Nel 2026, secondo FAO, l agricoltura assorbe circa il 70% dei prelievi idrici globali, confermando l importanza di tecniche efficienti. Linee tecniche CREA e pratiche diffuse in UE mostrano che sensori e automazione riducono i consumi del 15–30% senza cali di resa. Un set minimo include programmatore, contalitri, sensore umidita substrato, e controllo clima per ventilazione e schermi.

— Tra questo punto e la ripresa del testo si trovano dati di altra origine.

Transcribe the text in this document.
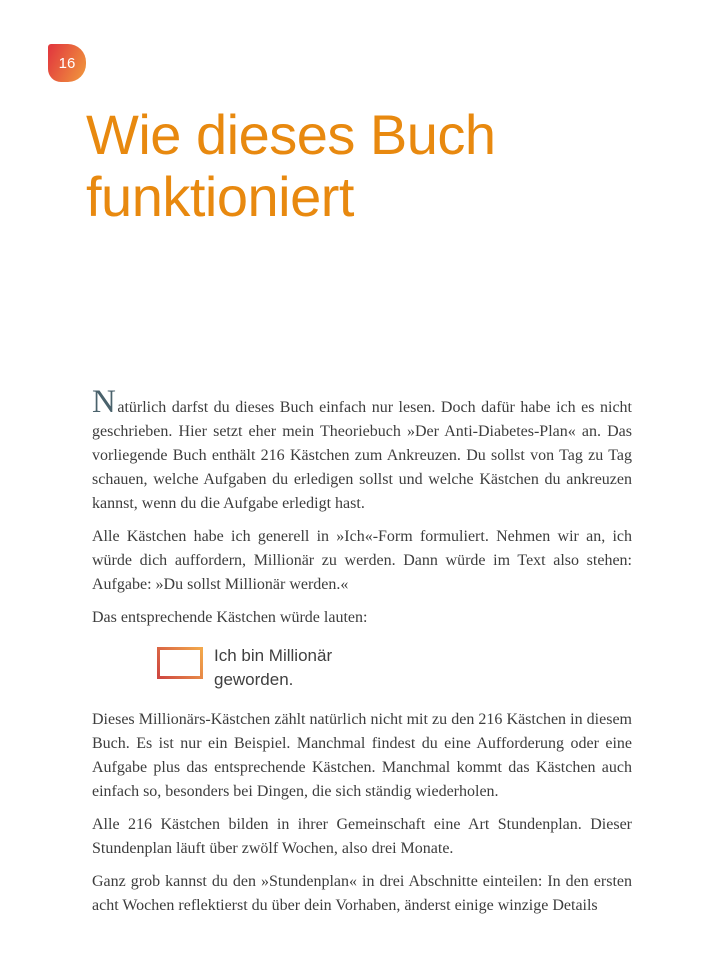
16
Wie dieses Buch
funktioniert

Natürlich darfst du dieses Buch einfach nur lesen. Doch dafür habe ich es nicht geschrieben. Hier setzt eher mein Theoriebuch »Der Anti-Diabetes-Plan« an. Das vorliegende Buch enthält 216 Kästchen zum Ankreuzen. Du sollst von Tag zu Tag schauen, welche Aufgaben du erledigen sollst und welche Kästchen du ankreuzen kannst, wenn du die Aufgabe erledigt hast.

Alle Kästchen habe ich generell in »Ich«-Form formuliert. Nehmen wir an, ich würde dich auffordern, Millionär zu werden. Dann würde im Text also stehen: Aufgabe: »Du sollst Millionär werden.«

Das entsprechende Kästchen würde lauten:

Ich bin Millionär
geworden.

Dieses Millionärs-Kästchen zählt natürlich nicht mit zu den 216 Kästchen in diesem Buch. Es ist nur ein Beispiel. Manchmal findest du eine Aufforderung oder eine Aufgabe plus das entsprechende Kästchen. Manchmal kommt das Kästchen auch einfach so, besonders bei Dingen, die sich ständig wiederholen.

Alle 216 Kästchen bilden in ihrer Gemeinschaft eine Art Stundenplan. Dieser Stundenplan läuft über zwölf Wochen, also drei Monate.

Ganz grob kannst du den »Stundenplan« in drei Abschnitte einteilen: In den ersten acht Wochen reflektierst du über dein Vorhaben, änderst einige winzige Details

Checklist settimanale di gestione

  • Lunedi: calibra gocciolatori, verifica 20–30% drenaggio a meta giornata
  • Mercoledi: controlla EC e pH nel drenato, adatta ricetta
  • Venerdi: pesatura substrati campione, aggiorna soglie di start/stop
  • Giornaliero: primo ciclo 6:30–7:30; secondo 9:30–10:30; micro-cicli brevi fino alle 15:30
  • Weekend: riduci volumi se meteo coperto; mai lasciare il substrato asciutto di notte

Numeri guida per resa aiutano a tarare l acqua per kg di prodotto. In serre riscaldate moderne, 12–18 kg/m2 per ciclo sono frequenti, con sistemi ad alta tecnologia che spingono oltre. In molte aziende, 50–120 L di acqua per kg di pomodoro in fuori suolo con recupero sono obiettivi possibili, contro valori piu alti in suolo. Questi dati, coerenti con rapporti FAO e pratiche europee, restano un benchmark utile nel 2026.